REUTERS — AUSTIN, Texas – One of the pivotal issues in the closely watched battle over President Barack Obama’s executive action on immigration to be argued before the U.S. Supreme Court on Monday is the rather banal subject of the money Texas pays for driver’s licenses.
To bring the case and have legal standing, the state of Texas, the lead plaintiff in the case, must show that it has been hurt in some way. In its filing, Texas argues that it would take a hefty financial hit for processing driver’s licenses for immigrants in the country illegally whose deportation would be deferred under Obama’s executive action.
The Texas attorney general’s office said Obama’s action “would cause a spike in driver’s license applications, thus making those licenses much more costly to issue.”
But the numbers cited by Texas in its claim far exceed what the state currently pays annually for all its driver’s license services.
“It is kind of dry, legal stuff, but it is of great consequence,” said Bill Beardall, executive director of the Equal Justice Center in Texas, which provides legal help for low-income families and immigrants.

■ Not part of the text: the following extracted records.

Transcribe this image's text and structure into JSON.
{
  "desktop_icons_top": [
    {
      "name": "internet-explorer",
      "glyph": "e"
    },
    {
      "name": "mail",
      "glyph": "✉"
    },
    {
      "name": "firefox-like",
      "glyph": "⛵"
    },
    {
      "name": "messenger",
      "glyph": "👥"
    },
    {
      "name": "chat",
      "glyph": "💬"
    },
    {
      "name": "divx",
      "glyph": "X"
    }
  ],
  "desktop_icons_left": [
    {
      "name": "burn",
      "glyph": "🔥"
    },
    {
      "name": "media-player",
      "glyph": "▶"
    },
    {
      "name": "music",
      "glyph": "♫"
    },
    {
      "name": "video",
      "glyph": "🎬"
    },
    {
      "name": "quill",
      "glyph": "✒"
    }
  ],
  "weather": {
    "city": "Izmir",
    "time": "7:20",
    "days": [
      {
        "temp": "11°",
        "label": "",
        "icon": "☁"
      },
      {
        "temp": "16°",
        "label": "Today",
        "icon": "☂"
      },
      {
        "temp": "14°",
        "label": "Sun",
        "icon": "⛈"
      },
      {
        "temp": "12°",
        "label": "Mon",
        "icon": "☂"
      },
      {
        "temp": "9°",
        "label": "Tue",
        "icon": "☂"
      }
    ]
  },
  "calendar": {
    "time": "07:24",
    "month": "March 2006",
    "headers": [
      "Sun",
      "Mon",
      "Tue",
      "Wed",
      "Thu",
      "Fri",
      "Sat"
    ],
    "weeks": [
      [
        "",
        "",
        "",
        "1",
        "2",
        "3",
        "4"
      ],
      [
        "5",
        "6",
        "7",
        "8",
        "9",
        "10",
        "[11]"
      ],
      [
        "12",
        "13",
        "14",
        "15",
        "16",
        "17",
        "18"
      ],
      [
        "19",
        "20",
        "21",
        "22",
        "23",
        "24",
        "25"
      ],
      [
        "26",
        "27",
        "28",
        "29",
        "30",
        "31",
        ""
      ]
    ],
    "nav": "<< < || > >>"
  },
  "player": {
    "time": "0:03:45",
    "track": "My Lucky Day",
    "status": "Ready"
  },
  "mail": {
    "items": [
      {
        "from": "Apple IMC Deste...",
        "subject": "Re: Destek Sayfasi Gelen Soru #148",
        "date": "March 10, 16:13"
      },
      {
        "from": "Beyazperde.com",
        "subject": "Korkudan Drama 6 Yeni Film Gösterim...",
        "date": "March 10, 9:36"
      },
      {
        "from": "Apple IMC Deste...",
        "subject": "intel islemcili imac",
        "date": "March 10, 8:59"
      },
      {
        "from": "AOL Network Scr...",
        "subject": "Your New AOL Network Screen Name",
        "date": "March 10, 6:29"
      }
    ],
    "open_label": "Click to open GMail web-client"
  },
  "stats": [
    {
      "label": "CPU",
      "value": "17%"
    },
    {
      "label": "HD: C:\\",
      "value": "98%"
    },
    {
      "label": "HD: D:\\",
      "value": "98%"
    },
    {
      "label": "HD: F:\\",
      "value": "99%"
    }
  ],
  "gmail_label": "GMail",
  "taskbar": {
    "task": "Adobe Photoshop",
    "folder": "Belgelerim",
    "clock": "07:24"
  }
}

Beardall, also a University of Texas Law School professor, said the claims Texas makes of harm are tenuous.
“It has been regarded by almost all legal scholars as a very thin basis for claiming the kind of irreparable harm that would support a temporary injunction, or the kind of serious harm that would support standing,” Beardall said.
If the Supreme Court finds that Texas lacked a sufficient “injury” to sue, the case ends there and Obama wins.
In a filing with the Supreme Court, Texas contends that processing driver’s licenses for immigrants shielded from deportation under Obama’s action would cost the state more than $103 million in additional funds to process as many as 520,000 people seeking licenses.